The Gunzburg family. Evzel Gunzburg
In the 1850s-1860s, Evzel Gabrielevich Gunzburg became the most influential and respected leader of the St. Petersburg community, as well as all of Russian Jewry. He was born in Vitebsk in 1812 and received a traditional Jewish education. A tax-farmer in the early 1840s, Evzel Gunzburg succeeded in amassing considerable capital and establishing numerous contacts in the Russian bureaucracy. As soon as the state monopoly on the banking business was abolished, Gunzburg founded a private commercial bank in Kiev, then the Discount Bank in Odessa and later the Discount and Loan bank in St. Petersburg. In 1859, Evzel Gunzburg established the banking house "I.E. Gunzburg" in St. Petersburg and from this time on the life and works of the Gunzburgs were connected with St. Petersburg.
Gunzburg was much respected by the public authorities. During the reign of Nicholas I his father, Gabriel Gunzburg, was awarded a hereditary honorary citizenship even while the Emperor rejected the overwhelming majority of petitions. Banking allowed Evzel Gunzburg to establish business and personal relations with Prince Alexander of Hessen, a brother of the Russian Empress Maria Alexandrovna, who at that time was in the service of the Russian government. His son Horace Gunzburg performed the duties of the Hessen consul in Petersburg without pay. This service brought him, and later his father Evzel Gunzburg, the title of Baron of Hessen. In 1874 Alexander II legalized it as a hereditary title, but the Gunzburgs still did not obtain the rank of Russian noblemen.
A major philanthropist, Evzel Gunzburg in 1856 set up a fund to enable the Ministry of State Property to support Jewish farmers. In 1857 he established a scholarship for Jewish students at the Medico-Surgical Academy. He also made generous contributions to the St. Petersburg community. Evzel Gunzburg resolutely upheld the preservation of Jewish traditions in combination with secular education and vocational training (handicrafts and agriculture). He was one of the promoters of the Society for the Spread of Education among Jews in Russia (OPE). On his initiative, the czarist government granted permission for construction of the first synagogue in Petersburg.

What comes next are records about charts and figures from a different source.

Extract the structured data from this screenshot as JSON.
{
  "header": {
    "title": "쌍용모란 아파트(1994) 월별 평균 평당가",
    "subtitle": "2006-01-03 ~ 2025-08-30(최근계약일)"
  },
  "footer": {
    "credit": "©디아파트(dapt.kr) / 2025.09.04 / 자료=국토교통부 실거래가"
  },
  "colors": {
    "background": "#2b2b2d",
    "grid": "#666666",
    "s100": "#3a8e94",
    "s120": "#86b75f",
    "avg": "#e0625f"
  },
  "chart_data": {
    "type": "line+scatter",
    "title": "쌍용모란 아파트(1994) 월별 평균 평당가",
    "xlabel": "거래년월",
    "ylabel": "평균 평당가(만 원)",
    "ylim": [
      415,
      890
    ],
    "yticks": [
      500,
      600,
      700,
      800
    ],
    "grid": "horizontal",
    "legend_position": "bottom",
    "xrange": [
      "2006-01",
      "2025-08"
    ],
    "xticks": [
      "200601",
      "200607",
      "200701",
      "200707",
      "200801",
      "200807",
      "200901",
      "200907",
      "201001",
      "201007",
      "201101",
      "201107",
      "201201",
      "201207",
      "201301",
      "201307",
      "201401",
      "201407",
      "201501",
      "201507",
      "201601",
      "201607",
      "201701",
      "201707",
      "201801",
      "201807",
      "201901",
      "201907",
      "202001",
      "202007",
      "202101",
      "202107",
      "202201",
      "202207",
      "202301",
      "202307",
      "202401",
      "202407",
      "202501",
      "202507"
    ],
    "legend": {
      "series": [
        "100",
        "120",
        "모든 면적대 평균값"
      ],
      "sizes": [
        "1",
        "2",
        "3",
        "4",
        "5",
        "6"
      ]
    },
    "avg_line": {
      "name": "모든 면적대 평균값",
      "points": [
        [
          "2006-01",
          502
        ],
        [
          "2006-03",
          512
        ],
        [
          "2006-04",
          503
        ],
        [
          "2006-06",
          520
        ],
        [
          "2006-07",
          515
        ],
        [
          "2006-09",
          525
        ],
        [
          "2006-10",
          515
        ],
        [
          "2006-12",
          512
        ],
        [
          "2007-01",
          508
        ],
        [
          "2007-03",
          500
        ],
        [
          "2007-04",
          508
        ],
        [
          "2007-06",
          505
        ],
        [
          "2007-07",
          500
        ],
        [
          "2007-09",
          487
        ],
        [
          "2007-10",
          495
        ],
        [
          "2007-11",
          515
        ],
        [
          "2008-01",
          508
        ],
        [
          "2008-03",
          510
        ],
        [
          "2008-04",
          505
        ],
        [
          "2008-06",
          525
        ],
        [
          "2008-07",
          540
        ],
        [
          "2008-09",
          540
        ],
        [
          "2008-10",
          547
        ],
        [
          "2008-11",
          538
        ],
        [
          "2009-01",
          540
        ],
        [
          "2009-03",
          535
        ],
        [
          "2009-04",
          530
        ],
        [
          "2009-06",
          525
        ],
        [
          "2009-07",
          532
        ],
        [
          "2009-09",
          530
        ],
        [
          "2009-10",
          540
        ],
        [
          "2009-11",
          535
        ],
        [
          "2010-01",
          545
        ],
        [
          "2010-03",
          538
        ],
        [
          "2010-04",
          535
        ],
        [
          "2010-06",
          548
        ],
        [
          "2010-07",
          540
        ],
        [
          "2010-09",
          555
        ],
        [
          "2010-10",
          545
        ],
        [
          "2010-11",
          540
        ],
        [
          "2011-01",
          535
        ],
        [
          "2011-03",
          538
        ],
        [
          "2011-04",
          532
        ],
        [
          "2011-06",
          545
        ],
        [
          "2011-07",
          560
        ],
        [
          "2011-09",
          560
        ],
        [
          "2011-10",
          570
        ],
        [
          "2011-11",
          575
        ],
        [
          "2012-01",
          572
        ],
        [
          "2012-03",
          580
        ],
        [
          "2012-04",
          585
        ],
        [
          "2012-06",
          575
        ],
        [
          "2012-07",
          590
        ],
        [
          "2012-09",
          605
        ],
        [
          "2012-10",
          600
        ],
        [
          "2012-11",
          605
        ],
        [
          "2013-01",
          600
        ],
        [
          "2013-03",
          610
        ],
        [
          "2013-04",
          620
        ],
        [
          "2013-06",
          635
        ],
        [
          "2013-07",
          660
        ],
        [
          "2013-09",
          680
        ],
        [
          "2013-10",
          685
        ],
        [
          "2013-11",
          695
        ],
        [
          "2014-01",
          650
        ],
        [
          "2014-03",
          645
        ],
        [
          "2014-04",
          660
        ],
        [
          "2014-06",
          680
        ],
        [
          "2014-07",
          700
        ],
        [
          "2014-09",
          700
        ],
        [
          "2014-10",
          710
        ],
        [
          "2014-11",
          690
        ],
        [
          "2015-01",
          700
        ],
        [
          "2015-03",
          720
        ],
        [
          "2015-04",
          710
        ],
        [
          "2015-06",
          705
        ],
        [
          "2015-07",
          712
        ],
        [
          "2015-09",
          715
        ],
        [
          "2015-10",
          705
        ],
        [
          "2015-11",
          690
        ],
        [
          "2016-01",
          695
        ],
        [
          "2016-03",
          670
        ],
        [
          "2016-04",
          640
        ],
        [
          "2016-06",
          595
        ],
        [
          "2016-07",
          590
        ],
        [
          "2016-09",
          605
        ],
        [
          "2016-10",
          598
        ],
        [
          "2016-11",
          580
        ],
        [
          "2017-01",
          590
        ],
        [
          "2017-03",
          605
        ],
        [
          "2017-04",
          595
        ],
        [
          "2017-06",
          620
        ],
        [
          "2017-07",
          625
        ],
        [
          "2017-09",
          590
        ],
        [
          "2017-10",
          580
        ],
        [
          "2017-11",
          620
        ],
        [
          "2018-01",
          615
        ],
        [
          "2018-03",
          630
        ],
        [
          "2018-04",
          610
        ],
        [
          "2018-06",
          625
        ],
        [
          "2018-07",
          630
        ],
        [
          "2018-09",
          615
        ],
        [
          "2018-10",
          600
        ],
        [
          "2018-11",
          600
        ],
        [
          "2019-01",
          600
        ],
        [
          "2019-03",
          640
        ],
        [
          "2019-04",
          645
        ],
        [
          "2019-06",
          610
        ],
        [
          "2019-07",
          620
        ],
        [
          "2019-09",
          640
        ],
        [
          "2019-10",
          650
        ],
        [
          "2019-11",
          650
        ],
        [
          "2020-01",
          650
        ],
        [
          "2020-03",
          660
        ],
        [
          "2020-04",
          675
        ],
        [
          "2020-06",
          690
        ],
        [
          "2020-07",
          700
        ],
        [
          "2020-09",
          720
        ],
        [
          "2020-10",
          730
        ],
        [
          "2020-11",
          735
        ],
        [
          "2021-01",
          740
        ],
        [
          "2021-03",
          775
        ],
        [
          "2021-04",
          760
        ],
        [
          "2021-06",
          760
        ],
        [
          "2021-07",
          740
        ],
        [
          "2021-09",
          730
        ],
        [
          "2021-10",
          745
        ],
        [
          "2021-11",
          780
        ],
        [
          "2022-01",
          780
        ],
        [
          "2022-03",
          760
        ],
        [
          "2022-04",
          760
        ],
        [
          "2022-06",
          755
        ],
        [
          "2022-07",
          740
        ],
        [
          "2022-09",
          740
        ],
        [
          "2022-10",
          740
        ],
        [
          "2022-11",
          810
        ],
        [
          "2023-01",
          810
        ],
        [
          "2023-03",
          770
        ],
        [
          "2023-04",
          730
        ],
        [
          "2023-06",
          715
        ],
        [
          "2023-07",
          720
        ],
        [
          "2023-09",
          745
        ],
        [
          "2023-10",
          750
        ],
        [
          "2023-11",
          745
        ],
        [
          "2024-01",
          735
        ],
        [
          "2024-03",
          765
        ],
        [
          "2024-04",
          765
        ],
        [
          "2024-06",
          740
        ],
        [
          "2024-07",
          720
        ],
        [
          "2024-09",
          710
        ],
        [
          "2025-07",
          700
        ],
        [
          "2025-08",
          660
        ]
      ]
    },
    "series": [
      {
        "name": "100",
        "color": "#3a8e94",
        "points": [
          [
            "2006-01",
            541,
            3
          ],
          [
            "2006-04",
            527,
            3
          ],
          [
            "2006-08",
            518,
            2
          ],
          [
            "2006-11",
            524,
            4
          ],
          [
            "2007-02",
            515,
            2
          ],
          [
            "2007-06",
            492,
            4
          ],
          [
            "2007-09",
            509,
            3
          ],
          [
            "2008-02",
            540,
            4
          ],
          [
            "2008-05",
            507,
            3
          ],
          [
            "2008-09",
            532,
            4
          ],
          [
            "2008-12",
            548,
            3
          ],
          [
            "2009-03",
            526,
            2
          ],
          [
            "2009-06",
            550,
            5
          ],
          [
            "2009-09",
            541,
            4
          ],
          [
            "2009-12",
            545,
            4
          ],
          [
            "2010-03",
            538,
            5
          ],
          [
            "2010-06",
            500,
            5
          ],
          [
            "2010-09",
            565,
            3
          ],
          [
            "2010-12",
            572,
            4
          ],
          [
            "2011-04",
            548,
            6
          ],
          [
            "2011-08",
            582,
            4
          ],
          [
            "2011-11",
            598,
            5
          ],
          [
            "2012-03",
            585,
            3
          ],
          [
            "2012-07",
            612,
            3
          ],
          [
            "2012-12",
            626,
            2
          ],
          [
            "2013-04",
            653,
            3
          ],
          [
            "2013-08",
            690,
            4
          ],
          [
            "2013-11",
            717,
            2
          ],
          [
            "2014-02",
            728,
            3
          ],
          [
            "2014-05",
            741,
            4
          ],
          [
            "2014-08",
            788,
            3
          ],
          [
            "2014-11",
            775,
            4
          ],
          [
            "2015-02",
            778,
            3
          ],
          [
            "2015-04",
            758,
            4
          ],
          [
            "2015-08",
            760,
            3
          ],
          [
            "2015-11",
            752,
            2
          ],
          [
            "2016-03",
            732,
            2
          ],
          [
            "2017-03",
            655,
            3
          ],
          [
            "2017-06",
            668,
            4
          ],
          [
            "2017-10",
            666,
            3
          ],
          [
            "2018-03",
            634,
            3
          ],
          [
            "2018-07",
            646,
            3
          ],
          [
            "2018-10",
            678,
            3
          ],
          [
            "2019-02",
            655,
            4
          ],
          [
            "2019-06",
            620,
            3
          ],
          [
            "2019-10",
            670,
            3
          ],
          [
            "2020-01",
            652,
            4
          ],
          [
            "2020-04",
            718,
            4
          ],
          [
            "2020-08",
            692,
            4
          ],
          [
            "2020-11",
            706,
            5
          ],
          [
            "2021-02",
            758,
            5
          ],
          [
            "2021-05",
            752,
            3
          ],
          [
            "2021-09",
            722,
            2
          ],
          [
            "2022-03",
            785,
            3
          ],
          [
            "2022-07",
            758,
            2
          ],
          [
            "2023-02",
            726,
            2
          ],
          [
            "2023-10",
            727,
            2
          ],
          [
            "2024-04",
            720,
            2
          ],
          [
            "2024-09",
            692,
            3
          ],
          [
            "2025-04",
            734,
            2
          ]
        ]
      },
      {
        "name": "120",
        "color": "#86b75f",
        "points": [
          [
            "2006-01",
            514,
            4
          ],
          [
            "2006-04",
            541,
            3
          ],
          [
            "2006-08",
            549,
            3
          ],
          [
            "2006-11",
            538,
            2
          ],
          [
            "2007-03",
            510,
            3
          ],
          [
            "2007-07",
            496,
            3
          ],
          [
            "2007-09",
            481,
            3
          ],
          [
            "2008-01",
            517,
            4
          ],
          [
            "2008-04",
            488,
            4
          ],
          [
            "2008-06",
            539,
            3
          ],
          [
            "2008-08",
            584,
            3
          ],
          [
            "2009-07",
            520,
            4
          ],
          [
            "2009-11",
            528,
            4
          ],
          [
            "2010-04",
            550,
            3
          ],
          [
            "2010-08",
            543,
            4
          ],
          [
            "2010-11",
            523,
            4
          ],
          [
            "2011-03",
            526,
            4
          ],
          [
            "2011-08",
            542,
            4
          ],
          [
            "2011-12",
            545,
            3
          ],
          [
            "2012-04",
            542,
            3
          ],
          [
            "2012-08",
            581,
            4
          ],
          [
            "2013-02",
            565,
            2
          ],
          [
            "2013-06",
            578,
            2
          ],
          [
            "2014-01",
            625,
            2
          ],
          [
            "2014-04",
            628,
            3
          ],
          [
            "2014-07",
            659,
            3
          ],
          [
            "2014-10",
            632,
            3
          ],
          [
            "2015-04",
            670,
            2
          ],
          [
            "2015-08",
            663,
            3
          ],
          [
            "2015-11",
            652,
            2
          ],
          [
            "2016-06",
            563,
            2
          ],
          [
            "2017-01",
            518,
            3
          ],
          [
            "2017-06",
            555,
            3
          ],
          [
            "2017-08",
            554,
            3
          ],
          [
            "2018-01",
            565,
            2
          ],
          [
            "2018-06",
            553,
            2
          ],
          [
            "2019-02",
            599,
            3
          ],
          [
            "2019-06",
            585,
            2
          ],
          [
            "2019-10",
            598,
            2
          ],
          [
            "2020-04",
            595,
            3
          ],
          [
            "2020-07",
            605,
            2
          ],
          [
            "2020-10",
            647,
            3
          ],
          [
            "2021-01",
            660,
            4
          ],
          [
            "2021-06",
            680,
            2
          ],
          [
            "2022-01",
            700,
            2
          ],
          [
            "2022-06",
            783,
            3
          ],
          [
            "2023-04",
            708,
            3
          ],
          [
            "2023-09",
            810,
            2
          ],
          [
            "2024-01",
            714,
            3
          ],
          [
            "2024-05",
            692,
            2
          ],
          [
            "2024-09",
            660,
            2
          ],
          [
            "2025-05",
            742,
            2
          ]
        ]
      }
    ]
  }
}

Thanks to his contacts in government circles, he successfully petitioned to expand the rights of Jews. Thus, merchants of the 1st guild, university graduates and handicraftsmen were allowed to reside throughout the Empire. He also achieved equality for Jews in respect to military duty. Evzel Gunzburg died in Paris in 1878. According to his will, his inheritance would pass to his sons only if they retained Russian citizenship and their fathers' faith. Gunzburg willed considerable amounts to charities and the establishment of Jewish agricultural settlements on his land.